Just Taxes Blog by ITEP

EITC Enhancements for States to Consider in 2021

EITC Enhancements for States to Consider in 2021

February 16, 2021

Aidan Davis
Aidan Davis
Senior State Policy Analyst

While the federal EITC provides a great deal of support for families with children, its impact is limited for those without children or who are not raising children in their homes. Childless workers under 25 and over 64 have for far too long received no benefit from the federal credit. And workers aged 25 to 64 have received very little value from the existing credit (the maximum credit is much smaller and the income limits more restrictive). The federal EITC’s meager benefits for just some childless adults lead to an inequitable outcome: the federal income tax system—which is ostensibly based on ability-to-pay—taxes some impoverished, childless adults deeper into poverty.

Fortunately, Congress is weighing major improvements to the federal Earned Income Tax Credit.  State lawmakers, too, can take both immediate and longer-term steps to strengthen and improve their state EITCs.

Enhancements Under the House’s COVID Plan Are Promising, Provide Vital Increase for Young Adults and Childless Workers

The House Ways and Means Committee’s COVID relief package, much like President Biden’s American Rescue Plan, would increase the Earned Income Tax Credit (EITC) for working individuals who are either childless or whose children do not live with them. In 2021, the maximum credit for these individuals is $543. The House proposal would nearly triple that amount and expand the phaseout range and income limit at which the credit begins to phase out. The proposal would also lower the age eligibility for the childless EITC from 25 to 19 and eliminate the upper age eligibility limit that currently bars people 65 and older from receiving the credit.

In total, the EITC components of the American Rescue Plan would provide around $13 billion in additional EITC benefits to childless workers. My colleague analyzed the effect of the EITC expansion at the national level and by state. Of those childless workers in the bottom 20 percent benefitting from the change, they would see an average boost of $740. The downloadable data are available here.

State Lawmakers Continue to Lead the Way

A handful of states, including the District of Columbia, California, Minnesota, Maine, Maryland, and New Jersey, have already enhanced their EITC for childless adults.

Innovative approaches at the state-level continue to make headlines, while lawmakers and advocates seek ways to improve economic security for their lowest-income residents. For instance, Gov. Larry Hogan of Maryland and Gov. Gavin Newsom of California have both proposed sending their state EITC recipients an additional cash payment. In California, the income-boosting payment would also extend to filers with Individual Taxpayer Identification Numbers (ITINs) who were largely left out of the 2020 federal stimulus relief, and who are too often left out of key policies that aim to mitigate poverty. In Oregon, a workgroup convened by Gov. Kate Brown released a report with five recommended reforms to the state’s EITC. The recommendations include age enhancements and extending the credit to ITIN filers.

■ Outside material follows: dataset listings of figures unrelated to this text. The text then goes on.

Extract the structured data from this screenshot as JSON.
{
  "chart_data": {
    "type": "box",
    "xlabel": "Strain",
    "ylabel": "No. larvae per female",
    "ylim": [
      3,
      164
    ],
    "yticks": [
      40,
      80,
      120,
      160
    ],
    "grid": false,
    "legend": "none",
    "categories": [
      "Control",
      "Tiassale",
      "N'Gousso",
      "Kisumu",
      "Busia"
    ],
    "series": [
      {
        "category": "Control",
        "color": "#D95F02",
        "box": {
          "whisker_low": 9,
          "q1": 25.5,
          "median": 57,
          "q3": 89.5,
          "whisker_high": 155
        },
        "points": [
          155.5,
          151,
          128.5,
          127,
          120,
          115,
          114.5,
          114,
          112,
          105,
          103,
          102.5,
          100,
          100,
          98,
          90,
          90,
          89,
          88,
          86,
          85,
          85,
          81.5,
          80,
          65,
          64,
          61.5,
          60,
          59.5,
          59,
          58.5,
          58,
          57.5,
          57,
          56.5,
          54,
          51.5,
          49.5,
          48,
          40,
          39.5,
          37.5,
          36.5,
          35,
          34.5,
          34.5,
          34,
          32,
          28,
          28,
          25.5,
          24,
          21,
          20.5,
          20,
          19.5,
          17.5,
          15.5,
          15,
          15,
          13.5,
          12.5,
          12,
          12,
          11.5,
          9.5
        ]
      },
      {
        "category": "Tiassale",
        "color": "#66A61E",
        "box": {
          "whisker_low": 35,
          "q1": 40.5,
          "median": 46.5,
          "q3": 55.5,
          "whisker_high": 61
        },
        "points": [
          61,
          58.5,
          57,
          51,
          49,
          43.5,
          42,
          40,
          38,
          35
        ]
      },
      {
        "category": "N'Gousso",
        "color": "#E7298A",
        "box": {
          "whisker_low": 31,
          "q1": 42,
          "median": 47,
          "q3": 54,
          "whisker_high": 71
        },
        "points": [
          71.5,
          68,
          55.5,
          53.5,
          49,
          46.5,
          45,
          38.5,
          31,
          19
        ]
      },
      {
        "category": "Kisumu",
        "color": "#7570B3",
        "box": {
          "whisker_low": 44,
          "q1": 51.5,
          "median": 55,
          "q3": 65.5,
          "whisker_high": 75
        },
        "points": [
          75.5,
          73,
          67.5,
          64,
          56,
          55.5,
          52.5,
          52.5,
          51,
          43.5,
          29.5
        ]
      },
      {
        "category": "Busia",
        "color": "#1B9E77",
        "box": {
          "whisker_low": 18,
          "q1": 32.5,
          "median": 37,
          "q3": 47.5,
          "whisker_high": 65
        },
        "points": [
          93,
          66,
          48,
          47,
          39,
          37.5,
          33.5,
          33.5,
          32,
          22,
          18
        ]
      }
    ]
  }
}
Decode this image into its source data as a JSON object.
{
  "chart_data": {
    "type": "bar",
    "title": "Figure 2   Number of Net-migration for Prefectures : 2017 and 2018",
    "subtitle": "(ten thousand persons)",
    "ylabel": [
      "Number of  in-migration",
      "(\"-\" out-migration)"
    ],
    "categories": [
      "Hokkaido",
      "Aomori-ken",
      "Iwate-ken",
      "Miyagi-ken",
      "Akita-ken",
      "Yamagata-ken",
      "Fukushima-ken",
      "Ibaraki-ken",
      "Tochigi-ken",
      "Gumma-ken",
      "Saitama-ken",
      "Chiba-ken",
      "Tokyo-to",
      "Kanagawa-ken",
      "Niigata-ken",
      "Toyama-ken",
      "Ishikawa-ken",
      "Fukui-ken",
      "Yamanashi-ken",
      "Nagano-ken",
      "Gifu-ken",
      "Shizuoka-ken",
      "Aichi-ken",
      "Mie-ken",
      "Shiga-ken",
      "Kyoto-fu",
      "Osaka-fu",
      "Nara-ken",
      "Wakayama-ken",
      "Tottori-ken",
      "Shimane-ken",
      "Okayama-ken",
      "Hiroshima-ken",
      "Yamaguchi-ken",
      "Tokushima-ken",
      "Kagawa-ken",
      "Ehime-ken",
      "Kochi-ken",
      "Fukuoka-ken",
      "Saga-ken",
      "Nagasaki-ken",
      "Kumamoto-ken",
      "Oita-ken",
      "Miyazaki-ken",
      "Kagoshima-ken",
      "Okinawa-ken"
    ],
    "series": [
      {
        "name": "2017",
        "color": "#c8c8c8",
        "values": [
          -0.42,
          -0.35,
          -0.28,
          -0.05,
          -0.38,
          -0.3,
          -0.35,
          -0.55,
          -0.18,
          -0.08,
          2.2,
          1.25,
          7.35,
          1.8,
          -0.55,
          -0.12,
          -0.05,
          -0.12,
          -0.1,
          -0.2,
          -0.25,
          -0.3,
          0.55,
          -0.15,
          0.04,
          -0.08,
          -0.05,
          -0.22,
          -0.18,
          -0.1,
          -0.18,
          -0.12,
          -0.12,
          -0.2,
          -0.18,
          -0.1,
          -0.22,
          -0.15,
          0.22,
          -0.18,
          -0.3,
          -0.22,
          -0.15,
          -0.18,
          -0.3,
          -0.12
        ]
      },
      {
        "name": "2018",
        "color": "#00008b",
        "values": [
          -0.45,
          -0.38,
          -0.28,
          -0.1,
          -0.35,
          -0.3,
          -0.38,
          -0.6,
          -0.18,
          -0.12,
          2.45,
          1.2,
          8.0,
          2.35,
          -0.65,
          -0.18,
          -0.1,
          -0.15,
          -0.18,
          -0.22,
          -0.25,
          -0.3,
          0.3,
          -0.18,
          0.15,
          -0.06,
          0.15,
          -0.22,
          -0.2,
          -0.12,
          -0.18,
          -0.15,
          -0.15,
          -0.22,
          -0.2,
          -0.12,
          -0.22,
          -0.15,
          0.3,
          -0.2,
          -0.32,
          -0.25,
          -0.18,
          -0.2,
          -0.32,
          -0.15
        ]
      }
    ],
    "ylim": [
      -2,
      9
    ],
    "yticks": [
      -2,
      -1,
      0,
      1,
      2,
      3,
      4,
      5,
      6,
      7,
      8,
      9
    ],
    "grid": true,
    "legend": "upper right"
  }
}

In Washington State, lawmakers have proposed improving, and finally funding, the state’s Working Families Tax Credit (their state-level EITC). Meanwhile, lawmakers in Connecticut and Minnesota have proposed increases to their state EITC, as a percent of the federal credit.

Lawmakers can follow the lead of these states and act now to ensure that state EITCs are better designed to support families and individuals through the challenges of this recession and beyond.

Here are three steps states can take to strengthen EITCs and improve constituents’ lives:

  1. If enacted, states can couple to the federal EITC expansion being considered under the House’s COVID relief package.
    Improvements at the federal level would have a ripple effect throughout states with EITCs that couple to the federal credit. The adoption of these changes would help working individuals who are either childless or whose children do not live with them by increasing the maximum credit, expanding the phaseout range and income limit, and expanding age eligibility.
  2. States can take immediate action to expand and enhance EITCs for workers without children in the home.
    Under the existing federal credit, the EITC for childless workers is limited. The maximum credit is much smaller than for families with children and the income limits are more restrictive. Childless workers under age 25 and 65 and older are ineligible for the EITC as it is currently designed.
    Fortunately, states have taken steps to expand their age eligibility (to those 18-24 in California, Maine, Maryland; to those 21-24 in Minnesota and New Jersey; and to those 65 and older in California) and boost and expand their credits for this population who have been largely left behind by the federal EITC (the District of Columbia added higher income eligibility thresholds and expanded their credit to 100 percent of the federal amount and Maine increased its credit for childless workers to 25 percent of the federal amount). Other states can follow the lead of their neighbors.
  3. States can expand their EITCs to include immigrants and their families.
    Too often, immigrants are left out of key policies that aim to mitigate poverty. For instance, these families have been cruelly denied federal coronavirus relief. In response to this inequity, some states have expanded EITC eligibility to include immigrant workers who file taxes using Individual Taxpayer Identification Numbers (ITINs).
    Other states can follow California and Colorado’s lead. By extending the credit to this group who—based on their work and earnings—should qualify, lawmakers can benefit one of the most vulnerable and hardest hit populations during this recession.